Laga yang berlangsung di Juventus Stadium itu sejatinya berlangsung sangat ketat. Bahkan, perlawanan ekstra yang diberikan oleh Napoli sempat membuat Giorgio Chiellini dkk tidak mampu berbuat banyak. Partenopei-julukan Napoli lantas membuka keunggulan melalui tendangan Jose Callejon pada menit ke-36, yang bertahan sampai turun minum.

Petaka tim tamu dimulai ketika clearence yang dilakukan bek tengah Napoli Kalidou Koulibaly kepada Paulo Dybala (47′) di kotak penalti dinilai wasit sebagai sebuah pelanggaran. Akibatnya fatal, sebuah hadiah penalti diberikan wasit Paolo Valeri kepada Juve.

Dybala yang menjadi eksekutor berhasil melaksanakan tugasnya dengan baik. Juve semakin unggul setelah Gonzalo Higuain mampu memanfaatkan umpan Giorgio Chiellini menjadi gol. Lima menit berselang, wasit Valeri kembali membuat keputusan yang bikin kubu tamu semakin berang.

Ya, sebuah hadiah penalti kembali diberikan kepada Juve setelah kiper Napoli Pepe Reina yang berusaha merebut bola dari Juan Cuadrado dinilai sebagai sebuah pelanggaran. Memang, pada waktu itu, Cuadrado sempat tersungkur usai bertabrakan dengan Reina.
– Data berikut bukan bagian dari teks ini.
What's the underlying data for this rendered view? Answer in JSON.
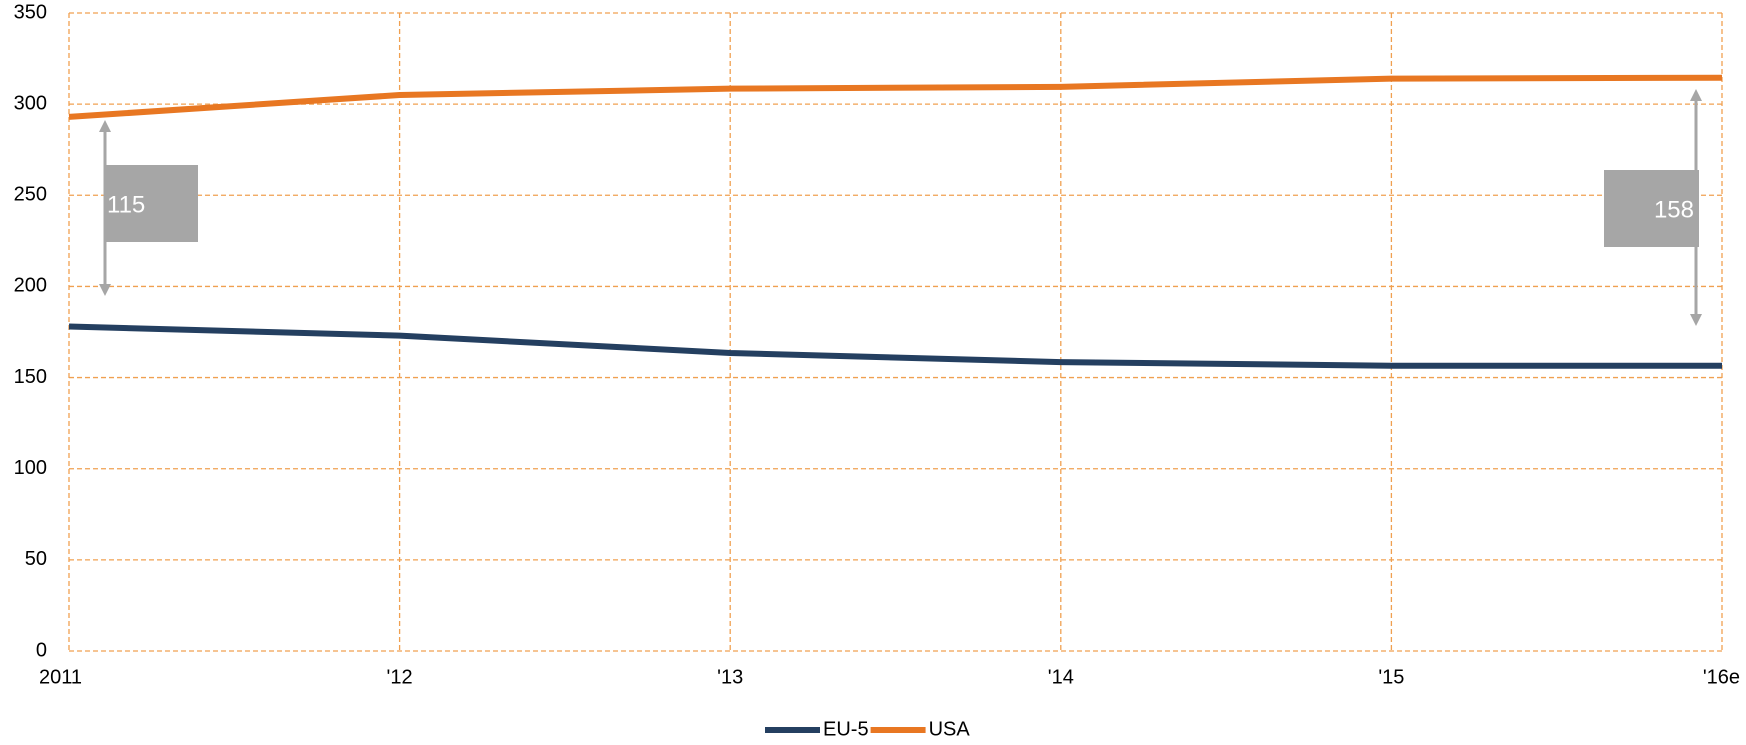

Tentu saja hal tersebut membuat pasukan Partenopei melancarkan aksi protes. Hanya saja, wasit tidak mengindahkan mereka dan tetap menunjuk titik putih dan memberikan kartu kuning kepada Reina. Sebagai algojo, Juve lantas kembali mempercayakan kepada Dybala. Lagi-lagi, tendangan striker Argentina itu tidak mampu diantisipasi Reina.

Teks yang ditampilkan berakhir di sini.